Which doesn't require all that much computation - mod 3 2 == True, so all (\p -> (mod 3 p) /= 0) == True, which means take 2 primes == [2, 3], right? I don't understand why this isn't working. Hopefully someone much more versed in the black magic of functional programming can help me...

This is on HUGS, if that makes any difference.

EDIT- I was able to come up with this solution (not pretty):

primes = 2 : [ x | x <- [3..], all (\p -> (mod x p) /= 0) (takeWhile (<= (ceiling (sqrt (fromIntegral x)))) primes)]

EDIT2- The program works fine when interpreted through HUGS or GHCi, but when I try to compile it with GHC, it outputs test: <<loop>>. Anybody know what the problem is?


Solution

  • Hugs shouldn't do this, but the code is broken anyway so it doesn't matter.
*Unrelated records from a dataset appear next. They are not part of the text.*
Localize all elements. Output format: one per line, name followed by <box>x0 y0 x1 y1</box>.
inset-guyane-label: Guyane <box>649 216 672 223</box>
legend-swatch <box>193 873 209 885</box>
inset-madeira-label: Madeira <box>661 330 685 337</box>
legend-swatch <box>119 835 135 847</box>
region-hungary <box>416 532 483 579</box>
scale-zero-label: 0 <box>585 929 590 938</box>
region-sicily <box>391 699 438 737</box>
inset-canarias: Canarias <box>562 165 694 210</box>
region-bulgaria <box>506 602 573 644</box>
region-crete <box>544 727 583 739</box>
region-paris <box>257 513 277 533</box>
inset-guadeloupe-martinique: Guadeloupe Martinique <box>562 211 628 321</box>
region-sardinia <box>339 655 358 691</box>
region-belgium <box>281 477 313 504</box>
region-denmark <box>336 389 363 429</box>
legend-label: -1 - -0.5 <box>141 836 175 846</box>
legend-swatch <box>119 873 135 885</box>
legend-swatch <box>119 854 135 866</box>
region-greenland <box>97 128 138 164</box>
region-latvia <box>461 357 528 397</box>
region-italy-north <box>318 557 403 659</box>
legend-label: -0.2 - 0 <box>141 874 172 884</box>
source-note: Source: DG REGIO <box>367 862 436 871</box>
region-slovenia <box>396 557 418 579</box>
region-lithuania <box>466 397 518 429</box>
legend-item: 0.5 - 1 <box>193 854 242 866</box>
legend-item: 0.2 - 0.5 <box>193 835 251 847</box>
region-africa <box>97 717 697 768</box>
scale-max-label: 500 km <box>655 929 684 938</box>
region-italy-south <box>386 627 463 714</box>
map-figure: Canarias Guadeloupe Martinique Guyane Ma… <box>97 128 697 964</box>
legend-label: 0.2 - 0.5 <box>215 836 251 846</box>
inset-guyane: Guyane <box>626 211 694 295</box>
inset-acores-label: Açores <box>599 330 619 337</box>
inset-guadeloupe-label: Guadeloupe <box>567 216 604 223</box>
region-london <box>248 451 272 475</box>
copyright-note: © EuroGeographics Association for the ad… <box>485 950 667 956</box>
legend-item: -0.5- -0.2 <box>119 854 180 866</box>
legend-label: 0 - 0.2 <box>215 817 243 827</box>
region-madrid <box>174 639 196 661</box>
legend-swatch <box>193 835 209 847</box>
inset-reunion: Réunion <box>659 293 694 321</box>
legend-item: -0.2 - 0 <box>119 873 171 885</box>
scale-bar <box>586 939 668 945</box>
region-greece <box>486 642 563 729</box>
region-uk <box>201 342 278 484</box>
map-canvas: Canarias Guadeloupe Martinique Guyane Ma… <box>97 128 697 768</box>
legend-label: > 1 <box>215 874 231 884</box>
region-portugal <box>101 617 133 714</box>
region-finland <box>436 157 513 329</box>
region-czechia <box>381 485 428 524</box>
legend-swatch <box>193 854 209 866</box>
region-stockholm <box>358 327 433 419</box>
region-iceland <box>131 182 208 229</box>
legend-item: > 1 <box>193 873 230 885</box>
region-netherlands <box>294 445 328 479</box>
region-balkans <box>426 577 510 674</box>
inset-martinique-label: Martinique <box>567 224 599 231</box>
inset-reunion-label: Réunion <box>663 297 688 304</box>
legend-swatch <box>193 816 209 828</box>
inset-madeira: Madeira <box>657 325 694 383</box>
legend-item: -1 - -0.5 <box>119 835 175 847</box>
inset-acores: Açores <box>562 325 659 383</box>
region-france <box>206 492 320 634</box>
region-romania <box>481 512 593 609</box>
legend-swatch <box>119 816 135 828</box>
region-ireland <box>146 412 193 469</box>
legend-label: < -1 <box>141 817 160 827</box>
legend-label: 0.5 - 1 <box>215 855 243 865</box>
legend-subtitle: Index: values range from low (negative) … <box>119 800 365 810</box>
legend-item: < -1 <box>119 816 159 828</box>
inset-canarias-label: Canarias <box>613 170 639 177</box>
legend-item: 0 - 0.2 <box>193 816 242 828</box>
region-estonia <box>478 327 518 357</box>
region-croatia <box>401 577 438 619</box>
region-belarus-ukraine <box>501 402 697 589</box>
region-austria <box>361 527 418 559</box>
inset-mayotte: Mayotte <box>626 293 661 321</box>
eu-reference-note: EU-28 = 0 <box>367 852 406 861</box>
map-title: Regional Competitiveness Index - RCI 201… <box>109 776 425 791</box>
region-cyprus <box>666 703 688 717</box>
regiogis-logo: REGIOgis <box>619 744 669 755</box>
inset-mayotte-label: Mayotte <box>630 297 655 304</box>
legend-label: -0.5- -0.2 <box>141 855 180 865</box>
Consider:

    primes = 2 : [ x | x <- [3..], all (\p -> (mod x p) /= 0) primes]
    

    How do you determine if 3 is prime? well, does mod 3 2 == 0? No. Does mod 3 ??? == 0? OOPS! What is the next element of primes after two? we don't know, we are trying to compute it. You need to add an ordering constraint that adds 3 (or any other x) once all p elem primes less than sqrt x have been tested.